David, Dirty Larry, and Yank's fathers all did manual labor in the mines, and they had been raised with a clearly defined work ethic. The Iron Range was renowned for good schools, which were funded by mining industry taxes, and obtaining a good education was looked upon as another opportunity for hard work in preparation for a lifetime of even more hard work. There was almost a reverse snobbishness directed towards anyone who worked with their mind rather then their hands.

This blue collar emphasis seemed even more pronounced by the lack of any counterbalancing social forces. The profits from iron ore mining never made their way back to their source, the money being sent directly to the mining company shareholders and mineral rights feeholders out East via their minions and adminstrators in Duluth, eighty miles to the South-East. Thus, what came to pass for "upper classes" on the Range was a small cadre of low level mining company executives and local educators and professionals who were so vastly outnumbered they usually did their best to downplay any differences they might have had with the "working class".

This was where Brian and I had something in common. Because my paternal grandfather had been one of the 20% English speakers in the 1920's, he was able to work his way into a superintendent job in the mines, which was a bit better paying and less exposed to seasonal layoffs. My Father was able to attend college, with some help from the GI Bill, and became a Civil Engineer. In spite of my Grandfather's admonitions, he accepted a job in the engineering department of the largest of the mining companies, and help an upper level position.

While my Mother's parents both came directly from the Old Country, (Austria/Serbia), her father could read and write, and so was able to establish himself in business and became a prominent local merchant. He made sure my Mother and her siblings all attended college, with most of them became teachers.

So while my parents were both better educated and financially more secure than most, they were always careful to make sure my Brother, Sister and I didn't take anything for granted and taught us to measure a persons success by their methods and not their means.

Brian's family was "not from around here", as the expression puts it for anybody whose family hadn't lived in the area for a full three generations. His Father was an attorney who took a postion with the only law firm in town and unfortunately died at an early age. His Mother resumed her previous career as a college teacher, and was able to raise her family of five in relative comfort.

Perhaps because his family lacked a native's understanding of the area they were percieved by many to flaunt their education and postion, or as the locals might say, to put on airs. Brian, the oldest son in the family, wasn't generally popular in high school, being easily distinguished by his nice cloths, newer car, and somewhat derisive attitude.

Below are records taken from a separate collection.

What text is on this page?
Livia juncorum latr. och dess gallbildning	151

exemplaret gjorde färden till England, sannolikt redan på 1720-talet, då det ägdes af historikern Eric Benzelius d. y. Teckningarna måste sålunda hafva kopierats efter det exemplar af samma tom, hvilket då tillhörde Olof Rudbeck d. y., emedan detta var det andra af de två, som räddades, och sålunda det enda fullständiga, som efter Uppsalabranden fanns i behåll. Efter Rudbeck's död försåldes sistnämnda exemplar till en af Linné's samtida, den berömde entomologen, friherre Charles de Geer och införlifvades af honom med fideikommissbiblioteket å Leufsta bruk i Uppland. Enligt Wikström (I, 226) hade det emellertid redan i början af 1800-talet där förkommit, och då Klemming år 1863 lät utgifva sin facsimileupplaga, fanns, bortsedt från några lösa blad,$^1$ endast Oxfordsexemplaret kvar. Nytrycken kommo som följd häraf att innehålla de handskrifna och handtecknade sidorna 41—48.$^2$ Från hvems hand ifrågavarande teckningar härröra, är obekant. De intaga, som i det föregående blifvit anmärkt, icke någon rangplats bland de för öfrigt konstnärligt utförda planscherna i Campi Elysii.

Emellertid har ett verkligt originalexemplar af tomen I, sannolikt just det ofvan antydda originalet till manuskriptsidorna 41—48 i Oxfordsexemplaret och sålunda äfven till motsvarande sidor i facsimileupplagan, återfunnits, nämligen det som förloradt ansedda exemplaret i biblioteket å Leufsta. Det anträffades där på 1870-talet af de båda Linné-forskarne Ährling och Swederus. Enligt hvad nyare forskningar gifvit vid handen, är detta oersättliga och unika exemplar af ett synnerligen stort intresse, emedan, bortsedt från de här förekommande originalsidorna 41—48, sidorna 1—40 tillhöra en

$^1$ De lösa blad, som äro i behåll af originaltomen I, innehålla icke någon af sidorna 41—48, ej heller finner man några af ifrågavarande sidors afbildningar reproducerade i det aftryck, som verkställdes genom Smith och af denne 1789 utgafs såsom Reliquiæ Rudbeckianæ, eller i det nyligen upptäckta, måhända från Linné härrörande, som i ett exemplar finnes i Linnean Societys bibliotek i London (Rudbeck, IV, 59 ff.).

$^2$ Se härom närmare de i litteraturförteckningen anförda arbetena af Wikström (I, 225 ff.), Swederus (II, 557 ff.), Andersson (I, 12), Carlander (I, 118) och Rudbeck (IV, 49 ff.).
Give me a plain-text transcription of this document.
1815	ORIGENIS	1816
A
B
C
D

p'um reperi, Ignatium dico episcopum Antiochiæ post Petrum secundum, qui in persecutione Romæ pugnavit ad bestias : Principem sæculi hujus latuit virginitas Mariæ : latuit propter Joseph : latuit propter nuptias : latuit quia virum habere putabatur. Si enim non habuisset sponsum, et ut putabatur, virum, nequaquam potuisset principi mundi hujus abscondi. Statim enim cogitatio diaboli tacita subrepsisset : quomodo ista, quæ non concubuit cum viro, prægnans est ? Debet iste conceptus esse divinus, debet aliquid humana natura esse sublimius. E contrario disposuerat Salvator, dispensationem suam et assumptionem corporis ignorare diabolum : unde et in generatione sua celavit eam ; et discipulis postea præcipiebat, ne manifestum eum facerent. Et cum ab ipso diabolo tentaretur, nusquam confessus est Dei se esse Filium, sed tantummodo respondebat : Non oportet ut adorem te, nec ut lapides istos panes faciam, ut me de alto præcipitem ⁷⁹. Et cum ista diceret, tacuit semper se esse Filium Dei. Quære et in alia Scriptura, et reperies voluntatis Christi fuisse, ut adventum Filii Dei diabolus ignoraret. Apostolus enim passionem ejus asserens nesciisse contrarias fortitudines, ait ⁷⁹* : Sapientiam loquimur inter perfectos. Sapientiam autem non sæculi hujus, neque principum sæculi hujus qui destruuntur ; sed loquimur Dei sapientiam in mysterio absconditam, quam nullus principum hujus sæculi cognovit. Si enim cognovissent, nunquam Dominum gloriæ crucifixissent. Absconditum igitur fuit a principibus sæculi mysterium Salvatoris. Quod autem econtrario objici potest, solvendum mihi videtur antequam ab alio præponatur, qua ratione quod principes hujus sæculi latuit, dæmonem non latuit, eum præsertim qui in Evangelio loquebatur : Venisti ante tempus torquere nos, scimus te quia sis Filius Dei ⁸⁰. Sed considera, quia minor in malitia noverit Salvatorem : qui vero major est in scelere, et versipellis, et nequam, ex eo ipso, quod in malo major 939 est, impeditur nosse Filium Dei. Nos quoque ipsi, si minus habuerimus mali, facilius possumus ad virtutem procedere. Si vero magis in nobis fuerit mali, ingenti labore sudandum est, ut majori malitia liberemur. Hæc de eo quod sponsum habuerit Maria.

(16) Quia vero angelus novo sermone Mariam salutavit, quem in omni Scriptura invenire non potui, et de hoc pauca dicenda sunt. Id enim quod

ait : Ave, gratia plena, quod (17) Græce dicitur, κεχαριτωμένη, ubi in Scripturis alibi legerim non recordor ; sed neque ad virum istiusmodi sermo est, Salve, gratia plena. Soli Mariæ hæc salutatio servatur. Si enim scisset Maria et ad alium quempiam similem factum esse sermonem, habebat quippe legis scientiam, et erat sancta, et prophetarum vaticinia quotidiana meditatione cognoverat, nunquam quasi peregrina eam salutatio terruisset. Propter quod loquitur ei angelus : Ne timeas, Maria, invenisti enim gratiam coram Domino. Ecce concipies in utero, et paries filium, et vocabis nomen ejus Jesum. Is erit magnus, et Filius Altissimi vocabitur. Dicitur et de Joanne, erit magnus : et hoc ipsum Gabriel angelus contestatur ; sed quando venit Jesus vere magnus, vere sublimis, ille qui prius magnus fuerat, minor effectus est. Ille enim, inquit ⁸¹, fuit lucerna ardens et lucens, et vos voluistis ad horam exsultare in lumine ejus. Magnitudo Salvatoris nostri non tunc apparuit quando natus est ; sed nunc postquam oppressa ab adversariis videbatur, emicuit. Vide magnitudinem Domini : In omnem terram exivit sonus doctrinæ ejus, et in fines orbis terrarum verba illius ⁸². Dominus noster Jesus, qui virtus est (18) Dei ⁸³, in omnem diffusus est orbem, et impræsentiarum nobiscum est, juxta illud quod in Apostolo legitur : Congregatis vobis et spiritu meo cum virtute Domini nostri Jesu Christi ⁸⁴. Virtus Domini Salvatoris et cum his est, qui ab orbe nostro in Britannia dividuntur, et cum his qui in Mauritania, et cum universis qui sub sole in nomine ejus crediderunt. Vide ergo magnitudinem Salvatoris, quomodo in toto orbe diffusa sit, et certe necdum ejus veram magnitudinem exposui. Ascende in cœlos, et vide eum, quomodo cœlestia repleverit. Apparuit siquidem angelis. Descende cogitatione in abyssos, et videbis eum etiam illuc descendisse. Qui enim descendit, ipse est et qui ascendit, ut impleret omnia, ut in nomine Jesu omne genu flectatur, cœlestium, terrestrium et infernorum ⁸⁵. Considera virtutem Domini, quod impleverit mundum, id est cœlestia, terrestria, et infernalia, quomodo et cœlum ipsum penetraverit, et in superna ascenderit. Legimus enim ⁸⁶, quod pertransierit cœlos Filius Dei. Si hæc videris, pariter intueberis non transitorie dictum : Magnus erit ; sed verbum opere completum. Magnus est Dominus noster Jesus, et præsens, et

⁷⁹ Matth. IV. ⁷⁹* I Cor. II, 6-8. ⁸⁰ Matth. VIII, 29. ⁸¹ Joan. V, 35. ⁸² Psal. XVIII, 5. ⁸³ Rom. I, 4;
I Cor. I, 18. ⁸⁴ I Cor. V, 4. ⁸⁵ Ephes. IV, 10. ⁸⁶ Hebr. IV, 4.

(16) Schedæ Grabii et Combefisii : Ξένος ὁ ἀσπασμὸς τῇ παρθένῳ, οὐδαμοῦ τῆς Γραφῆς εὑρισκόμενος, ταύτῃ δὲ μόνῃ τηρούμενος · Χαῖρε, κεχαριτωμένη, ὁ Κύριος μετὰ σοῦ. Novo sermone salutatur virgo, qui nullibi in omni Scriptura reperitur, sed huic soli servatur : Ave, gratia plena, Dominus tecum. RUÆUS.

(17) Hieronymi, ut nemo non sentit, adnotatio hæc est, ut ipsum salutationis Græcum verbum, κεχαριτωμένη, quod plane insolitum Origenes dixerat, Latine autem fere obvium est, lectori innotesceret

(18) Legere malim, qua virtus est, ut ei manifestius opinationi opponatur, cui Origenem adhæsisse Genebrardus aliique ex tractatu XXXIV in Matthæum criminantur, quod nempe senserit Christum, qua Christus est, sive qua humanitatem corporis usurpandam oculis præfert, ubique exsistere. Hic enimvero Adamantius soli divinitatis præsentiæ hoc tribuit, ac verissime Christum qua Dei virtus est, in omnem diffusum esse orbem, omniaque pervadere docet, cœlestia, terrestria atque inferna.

I'd always gotten along well with Brian, having been endowed by my parents with an openmindedness that extended in both directions along the social spectrum. I had been somewhat involved in his illicit opertions prior to his arrests for drug trafficing and was anxious to renew his aquaintance when he completed his prison term.

Brian had big plans for the little neighborhood bar and grill, and while he was away several key aspects had already been put in place. He arranged for Tom B, a freind of his who was an experienced cook, to train in Chicago at the establishment that had made the Chicago-Style Deep Dish Pizza famous, and a pizza oven had been installed in the already hot cramped kitchen behind the bar. It would be interesting to see what happened next.